King’s Birthday Honours 2026
Ten Australians of Indian origin feature in the King’s Birthday Honours (2026) list, with recipients recognised across a range of medal categories. These include an AO, an AM, and eight OAMs, spanning medicine, mental health, tech, and decades of quiet, sustained community service.
Topping the list is a woman, continuing a trend that has become something of a hallmark in recent years.
Professor Valsamma Eapen of UNSW has been recognised with an AO, one of the most distinguished honours, awarded for service of a high degree to Australia or to humanity at large. Scientia Professor of Infant, Child and Adolescent Psychiatry at UNSW since 2008, Professor Eapen has spent over three decades at the intersection of neurodevelopmental research and clinical care. As Head of the Academic Unit of Child Psychiatry at South West Sydney Local Health District, she has shaped national guidelines on autism assessment and ADHD, while also serving on the World Psychiatric Association’s board. Her AO places her in a select cohort of Indian-origin Australians recognised at this level.

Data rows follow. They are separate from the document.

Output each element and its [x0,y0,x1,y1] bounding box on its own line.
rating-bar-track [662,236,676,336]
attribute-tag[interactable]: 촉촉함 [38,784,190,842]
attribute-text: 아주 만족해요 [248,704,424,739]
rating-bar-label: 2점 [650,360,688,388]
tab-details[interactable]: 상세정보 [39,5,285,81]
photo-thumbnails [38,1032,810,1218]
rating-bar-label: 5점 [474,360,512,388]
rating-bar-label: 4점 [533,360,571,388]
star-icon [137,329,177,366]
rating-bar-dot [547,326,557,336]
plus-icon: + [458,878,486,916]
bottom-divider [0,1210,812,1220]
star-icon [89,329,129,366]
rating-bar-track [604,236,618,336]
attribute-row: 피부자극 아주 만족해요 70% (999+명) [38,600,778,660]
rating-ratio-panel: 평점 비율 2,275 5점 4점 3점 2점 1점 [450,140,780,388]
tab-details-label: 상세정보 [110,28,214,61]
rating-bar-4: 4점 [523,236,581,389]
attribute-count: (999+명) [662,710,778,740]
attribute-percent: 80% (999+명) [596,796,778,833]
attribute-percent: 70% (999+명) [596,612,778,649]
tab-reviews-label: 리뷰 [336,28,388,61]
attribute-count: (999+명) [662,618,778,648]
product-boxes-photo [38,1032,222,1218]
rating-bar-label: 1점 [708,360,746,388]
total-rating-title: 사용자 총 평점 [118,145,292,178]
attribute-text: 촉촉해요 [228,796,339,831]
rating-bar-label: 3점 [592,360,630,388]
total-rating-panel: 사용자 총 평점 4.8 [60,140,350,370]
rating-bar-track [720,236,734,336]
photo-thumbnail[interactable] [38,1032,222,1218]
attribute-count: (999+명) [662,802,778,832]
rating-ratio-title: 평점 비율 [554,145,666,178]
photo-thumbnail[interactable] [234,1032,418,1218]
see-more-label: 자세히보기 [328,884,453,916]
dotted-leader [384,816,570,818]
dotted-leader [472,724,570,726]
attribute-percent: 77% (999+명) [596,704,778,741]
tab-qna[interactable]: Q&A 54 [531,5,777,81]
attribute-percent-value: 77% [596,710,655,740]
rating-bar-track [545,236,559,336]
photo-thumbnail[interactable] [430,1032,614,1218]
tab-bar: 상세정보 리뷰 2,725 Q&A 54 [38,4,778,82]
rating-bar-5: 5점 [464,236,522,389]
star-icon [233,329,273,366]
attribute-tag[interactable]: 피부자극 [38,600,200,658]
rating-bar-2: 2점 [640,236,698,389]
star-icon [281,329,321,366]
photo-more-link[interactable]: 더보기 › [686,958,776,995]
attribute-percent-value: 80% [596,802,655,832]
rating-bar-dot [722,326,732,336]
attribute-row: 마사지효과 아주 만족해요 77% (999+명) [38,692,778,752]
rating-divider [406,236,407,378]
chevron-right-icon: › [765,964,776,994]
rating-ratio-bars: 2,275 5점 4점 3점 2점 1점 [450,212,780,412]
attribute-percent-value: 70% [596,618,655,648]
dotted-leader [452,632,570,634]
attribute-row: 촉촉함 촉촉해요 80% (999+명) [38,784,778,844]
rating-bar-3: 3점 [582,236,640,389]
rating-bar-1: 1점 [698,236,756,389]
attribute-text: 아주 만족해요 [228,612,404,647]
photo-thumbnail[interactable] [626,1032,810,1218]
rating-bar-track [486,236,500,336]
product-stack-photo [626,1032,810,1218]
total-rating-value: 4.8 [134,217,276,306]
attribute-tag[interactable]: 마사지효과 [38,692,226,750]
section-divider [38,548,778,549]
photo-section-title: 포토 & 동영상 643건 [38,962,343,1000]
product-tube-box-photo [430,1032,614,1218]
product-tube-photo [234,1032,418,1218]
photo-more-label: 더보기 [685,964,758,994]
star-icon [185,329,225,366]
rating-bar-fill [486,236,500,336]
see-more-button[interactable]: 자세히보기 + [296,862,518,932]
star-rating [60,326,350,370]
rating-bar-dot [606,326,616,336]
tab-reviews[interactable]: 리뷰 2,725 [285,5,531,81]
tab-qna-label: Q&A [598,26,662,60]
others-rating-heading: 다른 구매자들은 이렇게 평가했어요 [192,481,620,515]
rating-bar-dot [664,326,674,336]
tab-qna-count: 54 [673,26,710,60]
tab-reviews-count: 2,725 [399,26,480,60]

Recognised with an AM is Professor Balasubramaniam Venkatesh, an intensivist whose career has defined the landscape of critical care medicine in Australia and beyond. A past president of the College of Intensive Care Medicine of Australia and New Zealand, Professor Venkatesh has led Queensland’s Sepsis Program, held professorial appointments at the University of Queensland and UNSW, and helped establish intensive care training infrastructure in India in the early 2000s. His AM recognises significant service to critical and intensive care medicine, infection control, and tertiary education.
Among this year’s OAM recipients are individuals whose contributions span clinical medicine, community organising, and the arts.
Dr Dilipkumar Gahankari of the Gold Coast has spent two decades leading pro bono reconstructive and cleft surgery missions to tribal communities in Maharashtra through the Melghat Tribal Healthcare Initiative, a commitment that has taken him across borders and, in 2002, to the emergency surgical response following the Bali bombings. His OAM is for service to plastic and reconstructive surgery, though the citation barely captures the human scale of what he has built.
Dr Abhishek Kumar Verma of Melbourne brings a different kind of public commitment to the honours list. A general practitioner serving refugee, migrant, and First Nations communities, Dr Verma also chairs the Victorian Medical Board and has held director roles at Alfred Health and multiple rural hospitals. His has been a career that moves fluidly between the consulting room and the boardroom, each informing the other. He was named RACGP General Practitioner of the Year in 2022.

Bijinder Dugal of Sydney has spent years building AASHA Australia Foundation into a lifeline for elderly Indians navigating the Australian system, running active ageing programs, dementia awareness workshops, and elder rights education across Sydney. A former assistant principal with NSW Education, she has also taught Hindi for over fifteen years. For the Indian diaspora, particularly its older generation, hers is the kind of work that rarely makes news but changes lives daily.
Usha Kiran Chandra of Brisbane brings similar tenacity to Queensland’s multicultural civic landscape.

Dr Atul Kumar Garg of Perth and Saurabh Mishra of Melbourne round out the list, each recognised for service to the community through a range of organisations. Dr Garg’s decades-long dedication spans the Hindu Association of Western Australia, the Federation of Indian Associations of WA (which he founded), and a distinguished record with Neighbourhood Watch. Mr Mishra has had a string of achievements to his name, with innovations in health tech, healthcare, palliative care, ed tech, and classical Indian music.

Representing the Indian community of Victoria, Chethicad Oommen Thomas, founding president of the Malayalee Association of Victoria in 1976 and played a role in the Australia India Society of Victoria AISV, but perhaps his lasting contribution will be in bringing the Indian Orthodox Church to Victoria.
Noshir Irani of Sydney has given service to the community through the Australian Zoroastrian Association, where he served as president across multiple terms, and through Justice of the Peace work and volunteering at Meals on Wheels, delivering meals for elderly residents for nearly two decades.
These stories may span generations and professions, but they share a common thread: a commitment to making Australia a stronger, kinder and more vibrant place.
948 Australians will be receiving King’s Birthday Honours 2026 across various medal categories. Of these 702 recipients are in the General Division of the Order of Australia, including 5 AC, 40 AO, 183 AM and 474 OAM.
34 awards were announced in the Military Division of the Order of Australia, including 3 AO, 11 AM and 20 OAM.
149 Meritorious awards and 63 Conspicuous awards were also announced.
Recipients will be invested with their awards in coming months, at Government House in Canberra or through the respective State Governors.